Results from LDH, GLU, TNFα, and H2O2 tests were compared to non-particle-treated controls by two-way analysis of variance (ANOVA) and Dunnets’s multiple comparisons test. Particle size data were compared using an unpaired t-test. Analyses were carried out with GraphPad Prism 6.01. For all experiments, p ≤ 0.05 was considered significant.

Results and discussion

Particle size measurement under cell culture conditions

In a first step, we measured the hydrodynamic diameter (HD) of all particles with PTA using H2O as a diluent and also in F-12 K medium to see whether there is an agglomeration under cell culture conditions. As shown in Fig. 1A, the HD of PEBCA, PEBCA NR668 IR, and PEBCA CBZ particles in F-12 K amounted to (mode values ± SEM) 114.8 ± 3.5 nm, 145 ± 4.7 nm, and 124.1 ± 0.6 nm, respectively. Lipimage 815 particles amounted to 64.7 ± 2.7 nm (Fig. 1B). Some particles showed a tendency to de-agglomerate upon transfer from H2O to cell culture medium and this effect is visible in Fig. 1 as a shoulder (PEBCA) or even a second smaller peak (Lipimage 815) which is present in H2O but not in F-12 K medium. Overall, all PEBCA and Lipimage 815 particles showed a good dispersability under cell culture conditions and retained their expected sizes.

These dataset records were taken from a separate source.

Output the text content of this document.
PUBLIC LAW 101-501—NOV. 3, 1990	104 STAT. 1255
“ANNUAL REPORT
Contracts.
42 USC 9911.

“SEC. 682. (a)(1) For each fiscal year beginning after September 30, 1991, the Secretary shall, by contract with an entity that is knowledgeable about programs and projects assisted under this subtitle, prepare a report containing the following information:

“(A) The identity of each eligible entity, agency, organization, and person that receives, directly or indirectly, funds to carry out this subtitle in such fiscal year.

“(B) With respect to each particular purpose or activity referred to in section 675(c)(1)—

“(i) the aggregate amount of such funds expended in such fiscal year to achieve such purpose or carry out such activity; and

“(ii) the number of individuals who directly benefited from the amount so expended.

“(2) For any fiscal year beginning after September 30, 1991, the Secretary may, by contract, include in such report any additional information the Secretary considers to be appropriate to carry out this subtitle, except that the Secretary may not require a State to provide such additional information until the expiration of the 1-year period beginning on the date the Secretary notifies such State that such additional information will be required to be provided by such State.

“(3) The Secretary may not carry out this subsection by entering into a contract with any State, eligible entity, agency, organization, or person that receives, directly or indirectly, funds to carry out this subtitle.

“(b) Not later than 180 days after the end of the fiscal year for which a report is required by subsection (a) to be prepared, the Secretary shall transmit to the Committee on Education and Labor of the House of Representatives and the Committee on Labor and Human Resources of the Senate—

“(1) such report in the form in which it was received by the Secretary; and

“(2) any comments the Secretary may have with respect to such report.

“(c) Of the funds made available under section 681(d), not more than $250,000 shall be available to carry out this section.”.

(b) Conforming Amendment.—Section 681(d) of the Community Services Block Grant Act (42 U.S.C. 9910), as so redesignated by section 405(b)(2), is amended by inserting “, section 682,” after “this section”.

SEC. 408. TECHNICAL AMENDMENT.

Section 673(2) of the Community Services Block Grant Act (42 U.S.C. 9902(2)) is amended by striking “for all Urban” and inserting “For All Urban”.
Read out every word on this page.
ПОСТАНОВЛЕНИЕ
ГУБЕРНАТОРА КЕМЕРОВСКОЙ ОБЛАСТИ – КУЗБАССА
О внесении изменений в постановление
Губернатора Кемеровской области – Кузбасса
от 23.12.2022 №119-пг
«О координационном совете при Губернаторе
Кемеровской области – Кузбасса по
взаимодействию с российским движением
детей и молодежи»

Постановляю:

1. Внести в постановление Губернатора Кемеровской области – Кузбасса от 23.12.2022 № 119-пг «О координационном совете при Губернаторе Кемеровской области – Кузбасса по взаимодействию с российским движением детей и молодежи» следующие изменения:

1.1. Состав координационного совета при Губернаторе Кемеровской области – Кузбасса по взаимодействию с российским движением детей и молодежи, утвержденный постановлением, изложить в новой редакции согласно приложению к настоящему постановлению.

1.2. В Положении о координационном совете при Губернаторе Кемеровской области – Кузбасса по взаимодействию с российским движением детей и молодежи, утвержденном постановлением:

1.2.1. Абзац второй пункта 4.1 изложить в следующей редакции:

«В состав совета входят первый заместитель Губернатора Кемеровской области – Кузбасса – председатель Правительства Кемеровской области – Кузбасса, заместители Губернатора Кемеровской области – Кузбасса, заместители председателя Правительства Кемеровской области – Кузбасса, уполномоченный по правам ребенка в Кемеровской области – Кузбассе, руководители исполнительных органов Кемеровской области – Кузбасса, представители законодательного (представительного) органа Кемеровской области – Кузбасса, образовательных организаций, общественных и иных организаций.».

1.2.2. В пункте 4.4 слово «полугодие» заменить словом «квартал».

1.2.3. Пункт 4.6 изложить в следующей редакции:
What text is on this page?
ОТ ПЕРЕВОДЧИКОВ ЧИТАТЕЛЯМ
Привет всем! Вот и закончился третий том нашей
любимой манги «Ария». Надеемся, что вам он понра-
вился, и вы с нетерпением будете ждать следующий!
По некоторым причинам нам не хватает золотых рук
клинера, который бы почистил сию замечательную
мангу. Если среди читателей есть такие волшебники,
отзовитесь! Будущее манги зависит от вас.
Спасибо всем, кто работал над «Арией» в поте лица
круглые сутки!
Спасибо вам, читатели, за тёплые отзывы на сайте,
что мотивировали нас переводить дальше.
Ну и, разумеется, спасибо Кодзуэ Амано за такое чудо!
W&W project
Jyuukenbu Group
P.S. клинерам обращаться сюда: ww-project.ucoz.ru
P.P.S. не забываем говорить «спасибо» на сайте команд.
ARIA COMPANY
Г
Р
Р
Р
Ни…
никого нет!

In vitro effects of particles on NR8383 alveolar macrophages

PEBCA particles were administered to NR8383 cells under serum-free conditions. In the range of 16 to 128 µg/mL, all particles elicited a moderate release of lactate dehydrogenase (LDH) and glucuronidase (GLU) indicating membrane and lysosomal damage. Effects became significant upon ≥ 128 µg/mL (Fig. 2). There was no induction of TNFα or H2O2. Lipimage 815 particles showed a similarly low toxicity but somewhat flatter dose–response curves for LDH and GLU. Overall, these findings are in line with the effects of other organic particles of low toxicity such as pigments [17]. Considering all types of PEBCA particles, effects of PEBCA CBZ appeared somewhat more pronounced. CBZ is a cytostatic drug known to inhibit the depolymerization of microtubules (see also TEM study below) thus arresting the cell cycle. However, because NR8383 cells have a high serum demand and stop multiplying under serum-free conditions, the growth retarding effect of CBZ did not become evident here. Due to the beginning toxicity of PEBCA particles at 128 µg/mL, all imaging experiments were carried out with a concentration of 100 µg/mL which was regarded non-toxic during a 16-h incubation period.

Fig. 2
figure 2

Cytotoxicity testing of PEBCA particles with NR8383 alveolar macrophages. Release of (A) lactate dehydrogenase (LDH), (B) glucuronidase (GLU), (C) H2O2, and (D) tumor necrosis factor α (TNFα) and elicited by the indicated concentrations of Lipimage 815, PEBCA, PEBC NR668, and PEBCA NR668 IR

Imaging of particle uptake

Since PEBCA particles are transparent, fully dispersible, and not prone to agglomeration and/or gravitational settling, neither the particles themselves nor the particle load inside macrophages is visible by light or phase contrast microscopy under cell culture conditions. To verify particle uptake by NR8383 macrophages, we first administered fluorescent PEBCA NR668 IR. This led to a dotted labelling pattern in most though not all cells (Fig. 3). Surprisingly, also the dye NR668 dissolved in F-12 K medium led to a similar staining pattern, although in this case the fluorescence was more evenly distributed in the cytoplasm (Fig. 3B, E). Previous studies on cancer cell lines have shown that PEBCA NR668 are quite stable and retain their NR668 fluorescent label [10]. This, however, may be different in phagocytic cells. In any case, the staining results obtained with the isolated dye underlined the necessity to establish label-free methods to determine the cellular or even subcellular distribution of PEBCA particles in cells and tissues.

Fig. 3
figure 3

Uptake of PEBCA NR668 IR and hydrophobically modified Nile Red 668 by NR8383 cells. (AC) Cells with dye-loaded PEBCA after 16 h. (A) Bright field image, (B) fluorescence image, (C) overlay from (A) and (B). (DF) Cells stained with hydrophobically modified Nile Red 668 (5 µg/mL) after 16 h. (D) Bright field image, (E) fluorescence image, (F) overlay from (D) and (E)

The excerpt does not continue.